A pictorial post from Son No.2, with instructions that his mother fill in the article a bit, being that ‘it’s quite small.’ Son No.2 is a very busy person so I was happy to oblige. The featured image is Regent’s Park in the summer, being that the photos in the following post were taken during a typical dreary and overcast January, not quite doing the place justice.
Before September 2015, if you were to ask me to document my daily commute to work, via mobile phone pics, you would have received a lot of blurry photos of cramped, grey bodies filling up tube trains and a bustling metropolis. Fortunately, I’ve now managed to climb the rented property ladder and found myself in a reasonably good sized flat (for London) positioned just shy of an hour’s very nice walk away from my work. So, without further ado let’s begin…
I consider my walk to work to be split into two halves. The first half consists of fairly typical London roads, looking a lot like the photo below. Picture several roads just like this one, only maybe some have fewer trees, or perhaps the houses are smaller, or bigger, but they are all main suburban roads making up the beginning of my daily trek into the heart of London.
After passing through about five of these long and winding roads, I end up at St John’s Wood underground station.
Passing St John’s Wood I reach the second half of the walk, the bit I always look forward to. This path is at the northern edge of Regent’s Park and begins a long stretch through the park, to where I work.
(Let’s hit the pause button || ….. To the left you can see an impressive white building.
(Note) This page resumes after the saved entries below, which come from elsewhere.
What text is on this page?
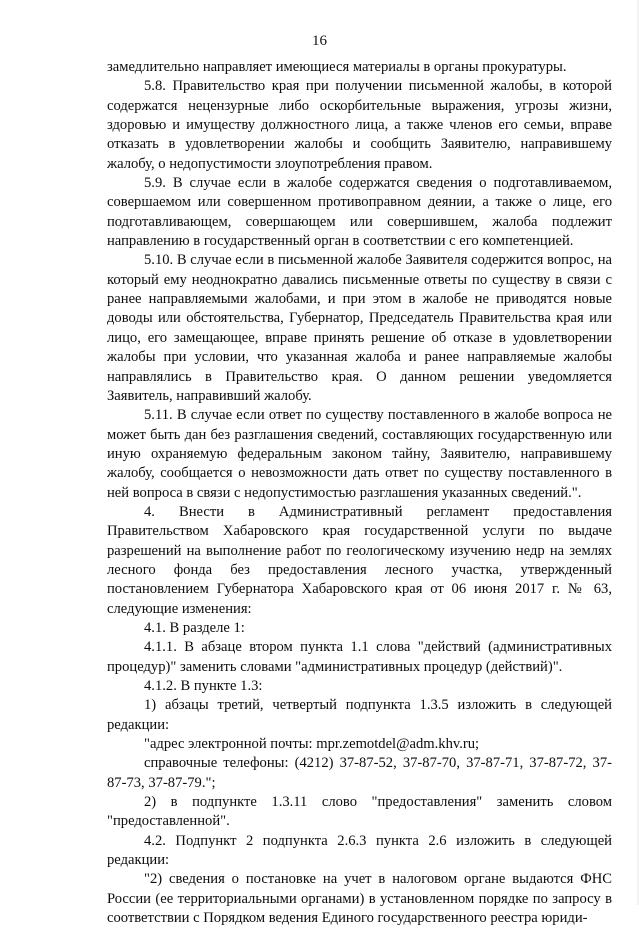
16

замедлительно направляет имеющиеся материалы в органы прокуратуры.

5.8. Правительство края при получении письменной жалобы, в которой содержатся нецензурные либо оскорбительные выражения, угрозы жизни, здоровью и имуществу должностного лица, а также членов его семьи, вправе отказать в удовлетворении жалобы и сообщить Заявителю, направившему жалобу, о недопустимости злоупотребления правом.

5.9. В случае если в жалобе содержатся сведения о подготавливаемом, совершаемом или совершенном противоправном деянии, а также о лице, его подготавливающем, совершающем или совершившем, жалоба подлежит направлению в государственный орган в соответствии с его компетенцией.

5.10. В случае если в письменной жалобе Заявителя содержится вопрос, на который ему неоднократно давались письменные ответы по существу в связи с ранее направляемыми жалобами, и при этом в жалобе не приводятся новые доводы или обстоятельства, Губернатор, Председатель Правительства края или лицо, его замещающее, вправе принять решение об отказе в удовлетворении жалобы при условии, что указанная жалоба и ранее направляемые жалобы направлялись в Правительство края. О данном решении уведомляется Заявитель, направивший жалобу.

5.11. В случае если ответ по существу поставленного в жалобе вопроса не может быть дан без разглашения сведений, составляющих государственную или иную охраняемую федеральным законом тайну, Заявителю, направившему жалобу, сообщается о невозможности дать ответ по существу поставленного в ней вопроса в связи с недопустимостью разглашения указанных сведений.".

4. Внести в Административный регламент предоставления Правительством Хабаровского края государственной услуги по выдаче разрешений на выполнение работ по геологическому изучению недр на землях лесного фонда без предоставления лесного участка, утвержденный постановлением Губернатора Хабаровского края от 06 июня 2017 г. № 63, следующие изменения:

4.1. В разделе 1:

4.1.1. В абзаце втором пункта 1.1 слова "действий (административных процедур)" заменить словами "административных процедур (действий)".

4.1.2. В пункте 1.3:

1) абзацы третий, четвертый подпункта 1.3.5 изложить в следующей редакции:

"адрес электронной почты: mpr.zemotdel@adm.khv.ru;

справочные телефоны: (4212) 37-87-52, 37-87-70, 37-87-71, 37-87-72, 37-87-73, 37-87-79.";

2) в подпункте 1.3.11 слово "предоставления" заменить словом "предоставленной".

4.2. Подпункт 2 подпункта 2.6.3 пункта 2.6 изложить в следующей редакции:

"2) сведения о постановке на учет в налоговом органе выдаются ФНС России (ее территориальными органами) в установленном порядке по запросу в соответствии с Порядком ведения Единого государственного реестра юриди-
This is possibly one of 8 grand villas designed by the architect John Nash in 1812. Regent’s Park is over 400 years old and during the early 19th century Nash was asked to turn it into a sort of exclusive housing estate for ‘the wealthy and the good’. The plan was to build 50 grand villas throughout the park finishing up with a summer palace for the Prince Regent, but the money ran out and only 8 villas were put up. By 1836 it was decided that the not so wealthy and the not so good might also like walking about a bit in rich, posh surroundings and the general riff raff were let into the park for two days a week. During the 1860’s, in one of the coldest winters on record, all the lakes in the park froze over and the riff raff got their skates on, completely filling up the place, with the result that 40 people died when the ice on one of the lakes cracked…… Play >)
At the beginning of the park I cross over a river. I’m not entirely sure which river this is.
(Pause || ….. This river is actually part of the Regent’s Canal; forming part of a network of canals, built during the 18th and 19th centuries, to link the north of London with the east of London…… and Play >)
This river (canal) begins at a place near Paddington called “Little Venice”. I sometimes see river boats going along the canal giving tourists a nice, scenic ride from Paddington to London Zoo.
(Pause || …. London Zoo is located at the northern edge of Regent’s Park. It houses 755 species of animals. It opened in 1828 and is the world’s oldest scientific zoo, originally intended for scientific study but opened to the public in 1847. Very interesting story here. In 1914 Harry Colebourn, a Brit who had emigrated to Canada when he was 18 and trained to be a Vet, rescued a baby black bear, whose mother had been shot, naming her Winnipeg (Winnie for short) after the Canadian city. On returning to England, after enlisting in the first world war, he and Winnie, the regimental mascot, lived with his regiment on Salisbury Plain for 4 months before they were despatched to the front line in France. Colebourn, who loved animals, couldn’t bear (no pun intended) the thought of taking Winnie to the front line and so he drove Winnie to London Zoo asking that they take care of her until his return. The war lasted an unexpected 4 years and by the time Colebourn returned he knew it would be wrong to take Winnie away from the zoo that had become her home, so he left her there to continue as one of the zoo’s main attractions. Had he decided to take her back then children’s literature would have lost one of its greatest creations.
During the 1920’s a writer called A A Milne began to take his 6 year old son, Christopher Robin, along to London Zoo and it soon became clear that his son loved Winnie the friendly black bear. Christopher Robin was allowed into her enclosure and was photographed feeding Winnie spoonfuls of honey. Christopher Robin was so fond of the black bear that he renamed his own toy bear Winnie (previously Edward) adding ‘Pooh’ after a pet swan he owned. From the mid 1920’s A A Milne began to compose stories based on Winnie the lovable bear at London Zoo and the rest is children’s books publishing history……Play > )
I carry on through the park, the BT tower remaining in view for most of my walk.
(Pause ||…. The BT tower is as old as I am. Its cylindrical shape was chosen so that it would not move more than 10 inches in wind speeds of up to 95 miles an hour. Its foundations are sunk down through 53 metres of London clay, consisting of a meter thick concrete raft, reinforced with 6 layers of cables with a reinforced concrete pyramid on top of that. The tower was also built to withstand a nuclear blast from a mile away……play > )
Then I pass through some really nice bits of the park, walking past loads of brilliant fountains as I come to the end of my journey through Regent’s park.